Every weekend is a highlight. You never know who you’ll sit next to at lunch and get to know better. You start out bonding with your learning team, but you get to know more students at meals and group dinners. We have a Facebook page for our class, where we share information. The East-West weekend was an awesome opportunity to meet my West Coast classmates and I intend to look them up when I go to San Francisco. You connect because you’re going through a shared rite of passage.

Time Challenges

There isn’t enough time in the day. I’m juggling my job, family, school, and the Reserves. I had to learn to prioritize what is important. I also had to take time to talk to everyone in my life to explain what I am going through and make sure they are on board. My kids are 10 and 8, so I explained how you are always learning in life and that this will create opportunities for our family. This is where being part of an effective learning team helps.

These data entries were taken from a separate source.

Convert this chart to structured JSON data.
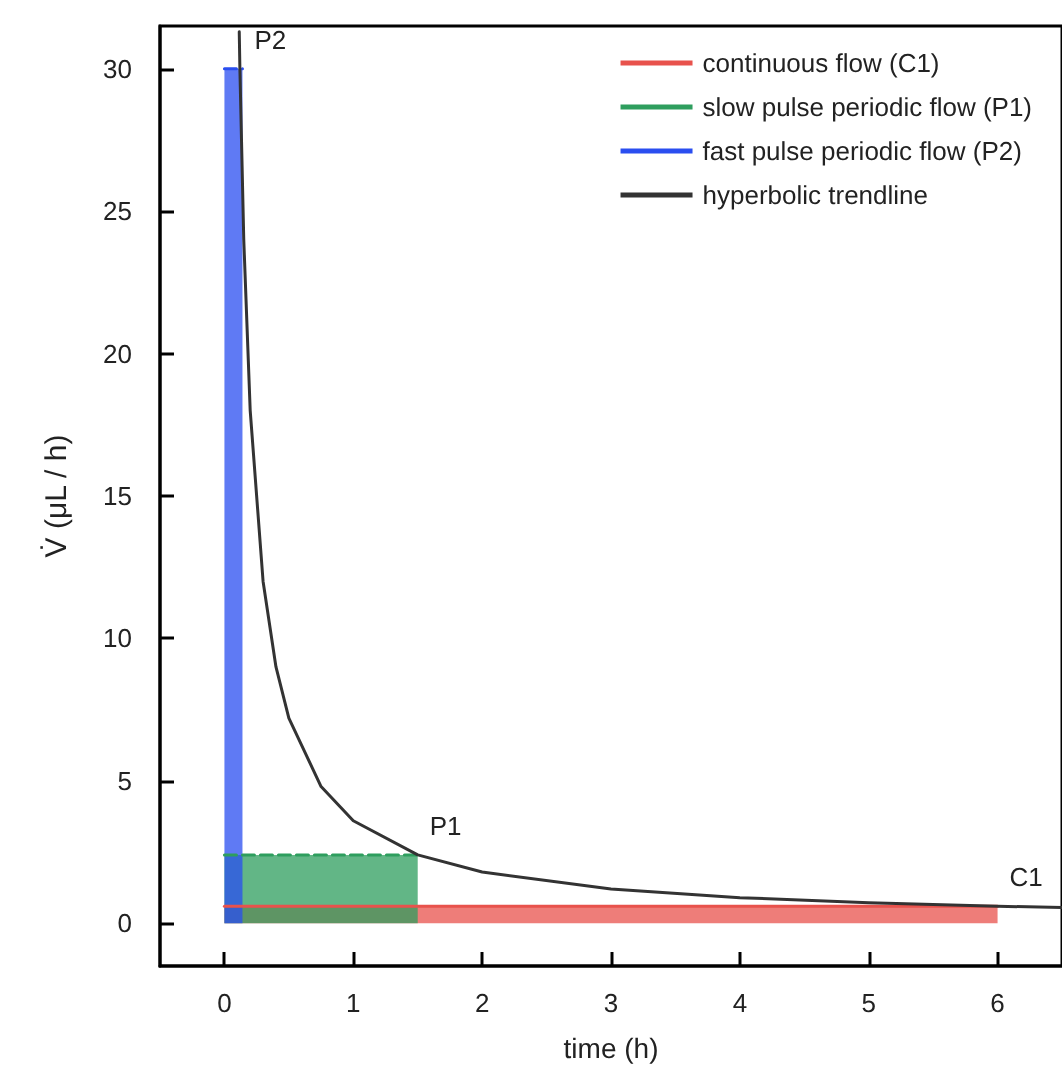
{
  "chart_data": {
    "type": "area",
    "xlabel": "time (h)",
    "ylabel": "V̇ (μL / h)",
    "xlim": [
      -0.5,
      6.5
    ],
    "xticks": [
      0,
      1,
      2,
      3,
      4,
      5,
      6
    ],
    "ylim": [
      -1.5,
      31.5
    ],
    "yticks": [
      0,
      5,
      10,
      15,
      20,
      25,
      30
    ],
    "grid": false,
    "legend": "top right",
    "series": [
      {
        "name": "continuous flow (C1)",
        "color": "#e8524c",
        "line_style": "solid",
        "x": [
          0,
          6
        ],
        "values": [
          0.6,
          0.6
        ]
      },
      {
        "name": "slow pulse periodic flow (P1)",
        "color": "#2e9e5e",
        "line_style": "dashed",
        "x": [
          0,
          1.5
        ],
        "values": [
          2.4,
          2.4
        ]
      },
      {
        "name": "fast pulse periodic flow (P2)",
        "color": "#2a4ef0",
        "line_style": "dashed",
        "x": [
          0,
          0.14
        ],
        "values": [
          30,
          30
        ]
      },
      {
        "name": "hyperbolic trendline",
        "type": "line",
        "color": "#333333",
        "line_style": "solid",
        "x": [
          0.115,
          0.12,
          0.15,
          0.2,
          0.3,
          0.4,
          0.5,
          0.75,
          1,
          1.5,
          2,
          3,
          4,
          5,
          6,
          6.5
        ],
        "values": [
          31.3,
          30,
          24,
          18,
          12,
          9,
          7.2,
          4.8,
          3.6,
          2.4,
          1.8,
          1.2,
          0.9,
          0.72,
          0.6,
          0.55
        ]
      }
    ],
    "annotations": [
      {
        "text": "P2",
        "x": 0.14,
        "y": 30
      },
      {
        "text": "P1",
        "x": 1.5,
        "y": 2.4
      },
      {
        "text": "C1",
        "x": 6,
        "y": 0.6
      }
    ]
  }
}
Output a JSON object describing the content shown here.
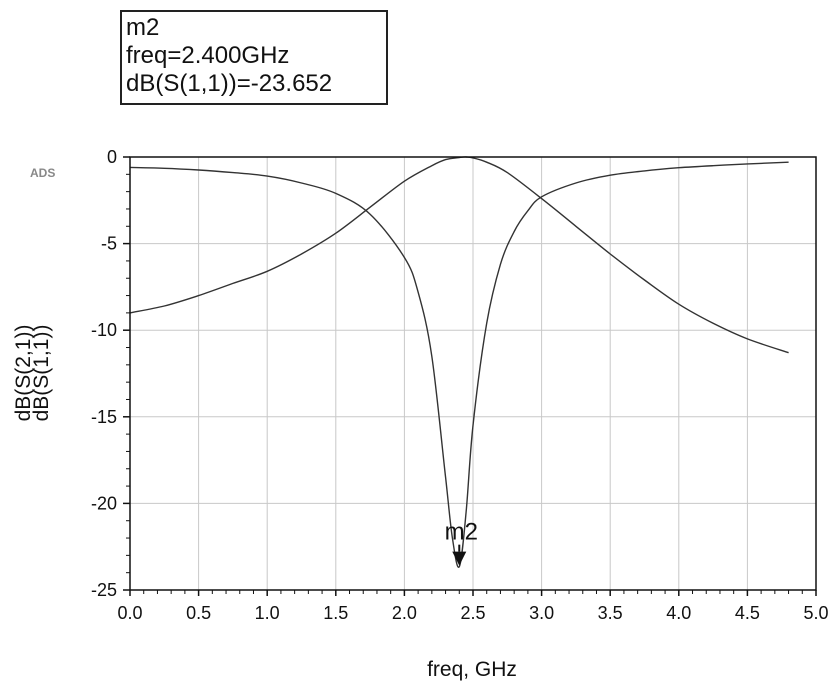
{
  "marker_readout": {
    "name": "m2",
    "freq_line": "freq=2.400GHz",
    "value_line": "dB(S(1,1))=-23.652"
  },
  "watermark": "ADS",
  "colors": {
    "curve": "#333333",
    "grid": "#c8c8c8",
    "axis": "#111111"
  },
  "chart_data": {
    "type": "line",
    "xlabel": "freq, GHz",
    "ylabel_lines": [
      "dB(S(2,1))",
      "dB(S(1,1))"
    ],
    "xlim": [
      0.0,
      5.0
    ],
    "ylim": [
      -25,
      0
    ],
    "x_ticks": [
      "0.0",
      "0.5",
      "1.0",
      "1.5",
      "2.0",
      "2.5",
      "3.0",
      "3.5",
      "4.0",
      "4.5",
      "5.0"
    ],
    "y_ticks": [
      "0",
      "-5",
      "-10",
      "-15",
      "-20",
      "-25"
    ],
    "grid": true,
    "series": [
      {
        "x": [
          0.0,
          0.25,
          0.5,
          0.75,
          1.0,
          1.25,
          1.5,
          1.75,
          2.0,
          2.1,
          2.2,
          2.3,
          2.35,
          2.4,
          2.45,
          2.5,
          2.6,
          2.7,
          2.8,
          2.9,
          3.0,
          3.25,
          3.5,
          3.75,
          4.0,
          4.25,
          4.5,
          4.8
        ],
        "y": [
          -0.6,
          -0.65,
          -0.75,
          -0.9,
          -1.1,
          -1.5,
          -2.1,
          -3.3,
          -5.8,
          -7.8,
          -11.5,
          -18.5,
          -22.0,
          -23.652,
          -20.5,
          -15.5,
          -9.6,
          -6.2,
          -4.3,
          -3.1,
          -2.3,
          -1.5,
          -1.05,
          -0.8,
          -0.62,
          -0.5,
          -0.4,
          -0.3
        ]
      },
      {
        "x": [
          0.0,
          0.25,
          0.5,
          0.75,
          1.0,
          1.25,
          1.5,
          1.75,
          2.0,
          2.2,
          2.3,
          2.4,
          2.45,
          2.5,
          2.6,
          2.75,
          3.0,
          3.25,
          3.5,
          3.75,
          4.0,
          4.25,
          4.5,
          4.8
        ],
        "y": [
          -9.0,
          -8.6,
          -8.0,
          -7.3,
          -6.6,
          -5.6,
          -4.4,
          -2.9,
          -1.4,
          -0.5,
          -0.15,
          -0.03,
          0.0,
          -0.05,
          -0.3,
          -0.9,
          -2.4,
          -4.0,
          -5.6,
          -7.1,
          -8.5,
          -9.6,
          -10.5,
          -11.3
        ]
      }
    ],
    "marker": {
      "name": "m2",
      "x": 2.4,
      "y": -23.652
    }
  }
}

Stuart Gold and family on the Philadelphia campus
Stuart Gold and family on the Philadelphia campus

The Commute from Washington, D.C.

The train provides a great opportunity to hang out with Wharton classmates who also live in the D.C. area. We all meet at the same train station and commute together. One student has the tradition of baking a treat with his wife for everyone so we look forward to that on the ride to school. Then we all take the 4:30 pm train home on Saturdays after classes end. We sit in the café car and relax. That’s when a lot of business opportunities or ideas for partnerships are discussed. It’s a good two hours of bonding time.